Unstreitig ist eigentlich nur, dass Mannus auf ein germanisches Substantiv *mann- 'Mensch, Mann' zurückgeht. Das spricht eher dafür, dass Mannus ursprünglich als Stammvater der gesamten Menschheit gedacht wurde - ähnlich dem biblischen Adam (adam bedeutet ebenfalls 'Mensch').

Welche und wieviele Söhne diesem Mannus zugeschrieben wurden und welche Völker davon abstammen sollen, steht auf einem anderen Blatt. Schon Tacitus berichtet von mehreren widersprüchlichen Versionen. In einer völkerwanderungszeitlichen Variante werden dem Istio sogar romanische und keltische Nachkommen zugeschrieben.
 
Das Maß in dem die durch den gallischen Krieg verursachte Migration zur Ethnogenese der Deutschen beigetragen hat darf nicht unterschätzt werden.
 
Welcher Umfang (ich denke, „Deutsche“ ist ein Schreibfehler) wird denn dazu eingeschätzt?

Ein immenser. Total viele Gallier hatten keine Lust von den Römern umgebracht zu werden und haben nübergemacht, in dem Fall über den Rhein. Für das Dekumatland sogar von Tacitus bestätigt: "Nicht unter die Völker Germaniens möchte ich die Leute rechnen, die die agri decumates bearbeiten, obwohl sie sich jenseits von Rhein und Donau niedergelassen haben. Die abenteuerlustigsten Gallier, die die Not kühn gemacht hat, haben den Boden, dessen Besitz umstritten war, besetzt." Natürlich waren die Flüchtlingsströme nicht auf die Gebiete südlich des Mains beschränkt. Das Ergebnis war in den Gebieten östlich des Rhein eine Kultur die sowohl gallische als auch germanische Elemente enthielt, guckst du hier:

"... Was die Namenträgerinnen angeht, so ist festzuhalten, daß nach Ausweis dieser beider Namen, in älterer Zeit in der Germania Frauen mit keltischen Namen bei germanischen Stämmen als Seherinnen wirkten."

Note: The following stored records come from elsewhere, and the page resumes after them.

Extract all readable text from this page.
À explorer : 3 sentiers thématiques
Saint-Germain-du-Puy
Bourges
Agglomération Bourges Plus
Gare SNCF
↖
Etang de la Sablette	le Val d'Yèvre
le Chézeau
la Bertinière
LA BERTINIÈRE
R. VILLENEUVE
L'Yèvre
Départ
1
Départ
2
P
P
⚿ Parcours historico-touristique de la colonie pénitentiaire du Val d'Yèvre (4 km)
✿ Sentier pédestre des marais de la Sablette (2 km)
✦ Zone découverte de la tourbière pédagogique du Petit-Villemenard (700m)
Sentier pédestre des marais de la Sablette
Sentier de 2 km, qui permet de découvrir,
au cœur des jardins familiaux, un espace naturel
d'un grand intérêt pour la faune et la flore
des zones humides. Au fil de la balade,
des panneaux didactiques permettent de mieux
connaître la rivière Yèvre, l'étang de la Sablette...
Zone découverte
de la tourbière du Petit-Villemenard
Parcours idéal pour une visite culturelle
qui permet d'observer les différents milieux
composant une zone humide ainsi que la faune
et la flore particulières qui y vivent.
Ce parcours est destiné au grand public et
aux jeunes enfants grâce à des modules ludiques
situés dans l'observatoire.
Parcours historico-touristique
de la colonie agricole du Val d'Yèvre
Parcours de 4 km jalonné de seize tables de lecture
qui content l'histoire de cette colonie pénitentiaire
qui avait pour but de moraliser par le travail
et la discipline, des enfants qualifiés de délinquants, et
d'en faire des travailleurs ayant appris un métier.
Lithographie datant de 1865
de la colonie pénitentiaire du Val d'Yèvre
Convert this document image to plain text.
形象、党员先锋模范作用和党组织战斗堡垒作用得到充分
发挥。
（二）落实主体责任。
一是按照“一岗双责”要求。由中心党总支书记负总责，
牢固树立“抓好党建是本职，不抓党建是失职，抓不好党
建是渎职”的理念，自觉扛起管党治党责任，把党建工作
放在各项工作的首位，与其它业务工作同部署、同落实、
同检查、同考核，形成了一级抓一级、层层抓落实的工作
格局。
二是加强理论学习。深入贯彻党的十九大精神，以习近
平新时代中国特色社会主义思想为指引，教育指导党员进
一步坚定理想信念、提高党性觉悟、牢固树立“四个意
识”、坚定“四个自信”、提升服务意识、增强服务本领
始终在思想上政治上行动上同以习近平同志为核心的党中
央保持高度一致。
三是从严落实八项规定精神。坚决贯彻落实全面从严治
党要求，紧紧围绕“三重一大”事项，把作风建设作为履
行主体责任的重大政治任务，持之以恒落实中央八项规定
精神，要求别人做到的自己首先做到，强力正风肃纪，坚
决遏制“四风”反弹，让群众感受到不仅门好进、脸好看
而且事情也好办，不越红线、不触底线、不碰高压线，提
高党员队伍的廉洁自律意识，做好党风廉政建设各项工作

Roland Schuhmann, Aurinia und Veleda - zwei germanische Seherinnen? In: Beiträge zur Namenforschung Band 34 Heft 2 (1999), S.131-143
 
Tacitus schreibt aber nicht, wann diese Gallier eingewandert seien.
(Die von Dir zitierte Übersetzung kann zu Missverständnissen führen: Für "Not" steht im lateinischen Text "inopia"=Armut, Mangel. Die "Not" war also keine kriegsbedingte Gefahr, sondern sie zogen der Bedürftigkeit wegen ins Dekumatland.)
 
Ein immenser. Total viele Gallier hatten keine Lust von den Römern umgebracht zu werden und haben nübergemacht, in dem Fall über den Rhein. Für das Dekumatland sogar von Tacitus bestätigt:
Die Nachfahren dieser Gallier (die dann wohl eher als Galloromanen, sprich: als "Römer" zu bezeichnen sind) haben dann allerdings im 3. Jahrhundert in Scharen in die andere Richtung rübergemacht.

(Ebensowenig wie @Ravenik kann ich hier einen Hinweis erkennen, dass es Kriegsflüchtlinge aus dem Gallischen Krieg waren.)
 
Vergessen wir nicht den Anteil aus dem Erbgut der europäischen Ureinwohner, den Neanderthalern.
Etwa drei bis vier Prozent am gesamten Genpool ist hier Standard.
Das sind vorwiegend vorteilhafte Eigenschaften, die aus diesem Erbe stammen.